Summer of Soul is a new documentary featuring salvaged footage from 1969’s “Black Woodstock” in Harlem, although wags have quickly nicknamed the film Summer of Questlove, in a nod to Ahmir “Questlove” Thompson, the multi-hyphenate drummer/DJ/producer deemed responsible for bringing this footage to the big screen.
Although that would only be partially true.
While Questlove directed the film, lending his considerable star power to bringing this forgotten footage to light, the story began in the dusty basement of jazz record label owner Karl Knudsen where, almost 50 years later, it was shared with film archivist Joe Lauro and veteran TV director Hal Tulchin.
This extraordinary footage – featuring a young Stevie Wonder alongside Sly & the Family Stone, Nina Simone, B.B. King, Gladys Knight & The Pips, the Staple Singers and the 5th Dimension among others – was filmed during the course of six summer Sunday open-air concerts, which were largely overshadowed by the massive three-day Woodstock festival happening at the same time.
Like traveling back in a Tardis, the musical performances take place against a backdrop of racial unrest as the black community still struggled to come to terms with the 1968 assassination of the Rev. Martin Luther King Jr.
Marking his directorial debut, Questlove strives to recover the meaningful spirit of the past – when the biggest names in African-American music, culture, and politics came together for six consecutive weeks for a landmark, transformational black cultural event, known as the Harlem Cultural Festival. By way of intimate, newly-restored footage, and recent interviews with attendees and the artists who performed, Summer of Soul documents the moment when the old school of the civil rights movement and new school of the Black Power movement shared the same stage, highlighted by spell-binding soul, R&B, gospel, blues, jazz, and Latin musical performances.
“A song isn’t just a song. It can capture a moment in time. It will tell you a story, if you look close enough. The story of Summer of Soul is my voice,” says Questlove, 50, whose film has already nabbed both the Sundance Grand Jury Prize and the Audience Award.
Born in Philadelphia to musical parents, Questlove thought he knew his stuff – both as the drummer and frontman for hip-hop band The Roots and as a music journalist and author – but even he briefly imagined that the discovery of this footage was some kind of practical joke.
Quizzing director Spike Lee and producer Nile Rodgers whether they’d heard of The Harlem Cultural Festival, nobody seemed to recall such an event. But his jaw dropped open when he learned that there was 40 hours of high-quality footage filmed during the festival.
“There’s no way you’re going to tell me that all these artists did these performances back in the day and there’s no documentation of it whatsoever. It goes to show that revisionist history and black erasure – be it mean-spirited or on purpose or by accident – is very real,” he tells STACK.

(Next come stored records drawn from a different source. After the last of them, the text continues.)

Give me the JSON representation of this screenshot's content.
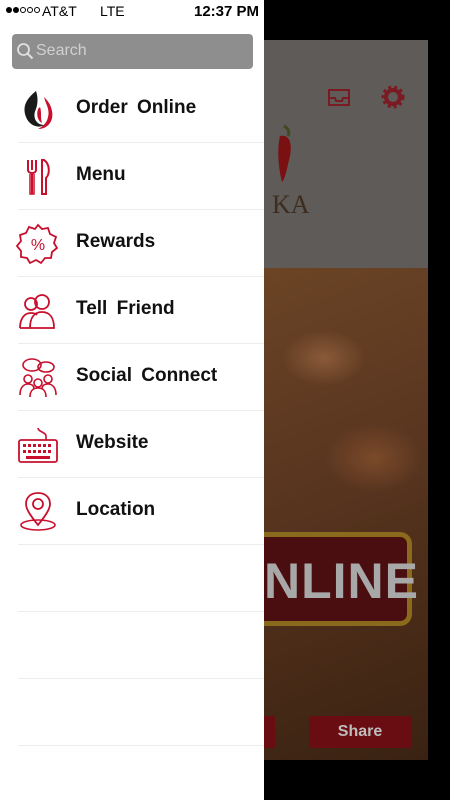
{
  "status_bar": {
    "carrier": "AT&T",
    "network": "LTE",
    "time": "12:37 PM",
    "signal_bars_filled": 2,
    "signal_bars_total": 5
  },
  "search": {
    "placeholder": "Search"
  },
  "menu": {
    "items": [
      {
        "label": "Order  Online",
        "icon": "flame-icon"
      },
      {
        "label": "Menu",
        "icon": "fork-knife-icon"
      },
      {
        "label": "Rewards",
        "icon": "percent-badge-icon"
      },
      {
        "label": "Tell  Friend",
        "icon": "users-icon"
      },
      {
        "label": "Social  Connect",
        "icon": "social-chat-icon"
      },
      {
        "label": "Website",
        "icon": "keyboard-icon"
      },
      {
        "label": "Location",
        "icon": "map-pin-icon"
      }
    ]
  },
  "background_app": {
    "order_banner_text": "NLINE",
    "share_button": "Share",
    "logo_partial": "KA",
    "icons": [
      "inbox-icon",
      "gear-icon"
    ]
  },
  "colors": {
    "accent_red": "#c8102e",
    "drawer_bg": "#ffffff",
    "search_bg": "#8e8e8e"
  }
}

Putting this story into the proper context was paramount, describing the forgotten footage as an example of black erasure, incredulous as to how the documentation of this incredible historical event could have effectively been buried for 50 years. “The fact that 40 hours of footage was kept from the public is living proof that revisionist history exists – it was incredibly important to me to get that history right,” says Thompson. “Blacks have always been a creative force of our culture. But sometimes those efforts are easily dismissed. I want to make sure that black erasure doesn’t happen during my lifetime anymore, and the film was an opportunity to work towards that cause.”

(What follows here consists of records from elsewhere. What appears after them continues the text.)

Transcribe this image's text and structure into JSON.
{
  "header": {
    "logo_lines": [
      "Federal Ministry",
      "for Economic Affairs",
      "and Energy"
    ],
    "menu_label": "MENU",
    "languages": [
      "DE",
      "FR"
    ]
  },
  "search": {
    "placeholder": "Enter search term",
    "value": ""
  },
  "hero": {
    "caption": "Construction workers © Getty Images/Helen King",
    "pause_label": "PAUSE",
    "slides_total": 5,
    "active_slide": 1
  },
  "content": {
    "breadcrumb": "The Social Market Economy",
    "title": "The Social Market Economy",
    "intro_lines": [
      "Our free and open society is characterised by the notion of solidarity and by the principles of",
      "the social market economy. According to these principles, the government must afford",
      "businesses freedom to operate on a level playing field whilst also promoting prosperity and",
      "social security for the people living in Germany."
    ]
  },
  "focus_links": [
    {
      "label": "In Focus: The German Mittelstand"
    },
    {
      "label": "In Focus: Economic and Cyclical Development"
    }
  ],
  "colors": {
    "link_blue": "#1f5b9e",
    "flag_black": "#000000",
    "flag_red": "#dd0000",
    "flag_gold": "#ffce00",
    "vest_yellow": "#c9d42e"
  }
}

Nervous at the prospect of taking on the weighty task, sifting through all the archived material and presenting it in a thoughtful manner, Questlove hoped that someone more accustomed to working with such content, such as Ava DuVernay, might take on the project. But when there were no obvious takers, he decided he must do it himself.
“Putting this story into the proper context was paramount.”

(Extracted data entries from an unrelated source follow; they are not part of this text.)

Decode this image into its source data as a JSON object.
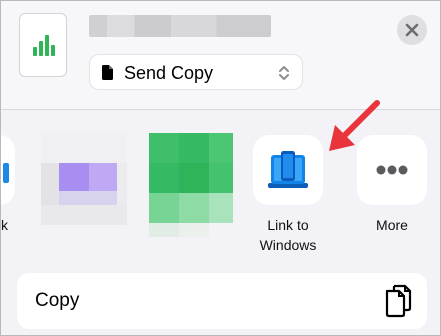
{
  "share_sheet": {
    "send_mode": {
      "label": "Send Copy"
    },
    "apps": [
      {
        "label": "k"
      },
      {
        "label": "Link to\nWindows"
      },
      {
        "label": "More"
      }
    ],
    "actions": [
      {
        "label": "Copy"
      }
    ]
  },
  "colors": {
    "accent_green": "#2fb457",
    "link_windows_blue": "#0f6fd8",
    "arrow_red": "#e8343a"
  },
  "icons": [
    "numbers-file-icon",
    "document-icon",
    "chevron-up-down-icon",
    "close-icon",
    "link-to-windows-icon",
    "more-icon",
    "copy-icon",
    "annotation-arrow-icon"
  ]
}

“And by nervous, I mean scared!” he laughs. “Partly because I’m a perfectionist, but, what I will say, is that this film has really brought out an awareness and a confidence in me that I never knew I ever had. A lot of times, everything that I do creatively is behind a shield. You know, behind the drum set, behind my dad, behind Black Thought, behind Jimmy [Fallon], behind turntables.”
Ask him which of the performers in the film he would most want to have played with and he says, “Of course the Captain Obvious answer is Stevie Wonder. But I will say that there’s 40 hours’ worth of performance captured – and the audience really only gets to witness maybe ten per cent of it. But, as far as musicianship and intensity, B.B. King’s set was on fire. So, if I were vicariously one of those drummers during the show, my heart is probably closer with B.B. King’s set. I’m not going to lie, I enjoyed making this film a lot.”
Summer of Soul is now showing in Australian cinemas (where possible).